RFC Errata
Found 2 records.
Status: Reported (2)
RFC 8879, "TLS Certificate Compression", December 2020
Source of RFC: tls (sec)
Errata ID: 8753
Status: Reported
Type: Technical
Publication Format(s) : TEXT, PDF, HTML
Reported By: David Benjamin
Date Reported: 2026-02-11
Section 4 says:
uncompressed_length: The length of the Certificate message once it
is uncompressed. If, after decompression, the specified length
does not match the actual length, the party receiving the invalid
message MUST abort the connection with the "bad_certificate"
alert. The presence of this field allows the receiver to
preallocate the buffer for the uncompressed Certificate message
and enforce limits on the message size before performing
decompression.
compressed_certificate_message: The result of applying the indicated
compression algorithm to the encoded Certificate message that
would have been sent if certificate compression was not in use.
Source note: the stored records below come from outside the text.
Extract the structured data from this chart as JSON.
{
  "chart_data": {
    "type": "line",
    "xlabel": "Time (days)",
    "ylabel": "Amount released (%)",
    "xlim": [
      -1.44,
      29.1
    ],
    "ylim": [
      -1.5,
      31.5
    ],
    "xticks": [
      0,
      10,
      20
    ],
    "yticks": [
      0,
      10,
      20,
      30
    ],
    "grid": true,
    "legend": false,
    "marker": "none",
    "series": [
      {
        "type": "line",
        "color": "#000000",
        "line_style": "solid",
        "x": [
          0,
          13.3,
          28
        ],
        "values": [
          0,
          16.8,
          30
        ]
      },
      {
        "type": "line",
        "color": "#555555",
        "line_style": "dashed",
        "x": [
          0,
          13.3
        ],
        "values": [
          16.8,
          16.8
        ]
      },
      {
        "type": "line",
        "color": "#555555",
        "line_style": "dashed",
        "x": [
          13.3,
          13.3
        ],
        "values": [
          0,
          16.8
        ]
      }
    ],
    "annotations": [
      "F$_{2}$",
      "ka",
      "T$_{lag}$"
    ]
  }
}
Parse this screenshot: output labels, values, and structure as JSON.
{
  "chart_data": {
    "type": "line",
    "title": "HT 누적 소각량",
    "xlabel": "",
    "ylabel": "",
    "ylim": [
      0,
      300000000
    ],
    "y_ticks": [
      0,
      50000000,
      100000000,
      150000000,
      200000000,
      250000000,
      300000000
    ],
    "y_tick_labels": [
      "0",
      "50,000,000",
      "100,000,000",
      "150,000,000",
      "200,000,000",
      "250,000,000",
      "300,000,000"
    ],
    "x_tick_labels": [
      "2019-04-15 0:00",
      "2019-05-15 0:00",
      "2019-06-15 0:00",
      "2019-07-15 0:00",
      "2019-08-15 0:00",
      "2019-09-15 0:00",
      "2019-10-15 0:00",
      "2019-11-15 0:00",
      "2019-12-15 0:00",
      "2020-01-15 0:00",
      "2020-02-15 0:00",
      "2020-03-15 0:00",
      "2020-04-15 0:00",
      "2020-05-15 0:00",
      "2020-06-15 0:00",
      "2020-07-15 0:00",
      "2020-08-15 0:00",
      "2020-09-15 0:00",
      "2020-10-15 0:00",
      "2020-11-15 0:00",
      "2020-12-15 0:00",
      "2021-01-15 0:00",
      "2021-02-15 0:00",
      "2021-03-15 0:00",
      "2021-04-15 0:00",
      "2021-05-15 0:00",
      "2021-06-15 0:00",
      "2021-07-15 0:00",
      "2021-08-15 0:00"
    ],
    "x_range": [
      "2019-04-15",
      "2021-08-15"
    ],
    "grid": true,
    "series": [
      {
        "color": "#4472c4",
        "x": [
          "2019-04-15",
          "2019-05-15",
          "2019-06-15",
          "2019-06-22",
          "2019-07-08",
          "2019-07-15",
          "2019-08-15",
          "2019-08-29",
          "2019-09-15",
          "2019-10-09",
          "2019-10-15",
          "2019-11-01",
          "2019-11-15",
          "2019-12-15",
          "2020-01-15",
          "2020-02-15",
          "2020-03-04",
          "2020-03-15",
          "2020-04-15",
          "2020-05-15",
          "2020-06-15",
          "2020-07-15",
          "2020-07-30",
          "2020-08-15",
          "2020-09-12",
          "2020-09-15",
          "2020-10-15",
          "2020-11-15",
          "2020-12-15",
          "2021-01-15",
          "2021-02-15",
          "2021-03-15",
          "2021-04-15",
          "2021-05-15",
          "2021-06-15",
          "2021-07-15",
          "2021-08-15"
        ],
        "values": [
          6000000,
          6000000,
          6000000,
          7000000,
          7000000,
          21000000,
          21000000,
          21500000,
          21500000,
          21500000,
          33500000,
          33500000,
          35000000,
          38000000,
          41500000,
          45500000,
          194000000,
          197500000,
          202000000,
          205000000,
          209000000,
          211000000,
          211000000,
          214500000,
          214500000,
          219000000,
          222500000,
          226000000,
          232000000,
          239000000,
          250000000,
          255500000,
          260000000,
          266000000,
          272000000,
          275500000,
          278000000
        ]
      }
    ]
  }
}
The compression algorithm defines how the bytes in the
compressed_certificate_message field are converted into the
Certificate message.
It should say:
uncompressed_length: The length of the Certificate message once it
is uncompressed. This is the length of the encoded Certificate
structure, without a four-byte handshake header. If, after
decompression, the specified length does not match the actual
length, the party receiving the invalid message MUST abort the
connection with the "bad_certificate" alert. The presence of this
field allows the receiver to preallocate the buffer for the
uncompressed Certificate message and enforce limits on the message
size before performing decompression.
compressed_certificate_message: The result of applying the indicated
compression algorithm to the encoded Certificate message that
would have been sent if certificate compression was not in use.
The compression algorithm defines how the bytes in the
compressed_certificate_message field are converted into the
Certificate message. The input to the compression algorithm is
the encoded Certificate structure, without a four-byte handshake
header.
Notes:
We're often a bit sloppy about whether a "Certificate message" means the literal bytes of the Certificate structure, or also the four-byte header when wrapped in a Handshake structure. Since this is important for interop, explicitly say which we mean. Skimming BoringSSL, NSS, and OpenSSL, we all took this interpretation. This interpretation is also the marginally more size-efficient one.
Errata ID: 8738
Status: Reported
Type: Technical
Publication Format(s) : TEXT
Reported By: Kazu Yamamoto
Date Reported: 2026-02-04
Section 5 says:
After decompression, the Certificate message MUST be processed as if it were encoded without being compressed. This way, the parsing and the verification have the same security properties as they would have in TLS normally.
It should say:
After decompression, the Certificate message MUST be processed as if it were encoded without being compressed, with the exception of the handshake transcript. The CompressedCertificate message is hashed into the handshake transcript (Section 4.4.3 of [RFC8446]) in place of a Certificate message.
Notes:
The corrected text is suggested by Martin Thomson.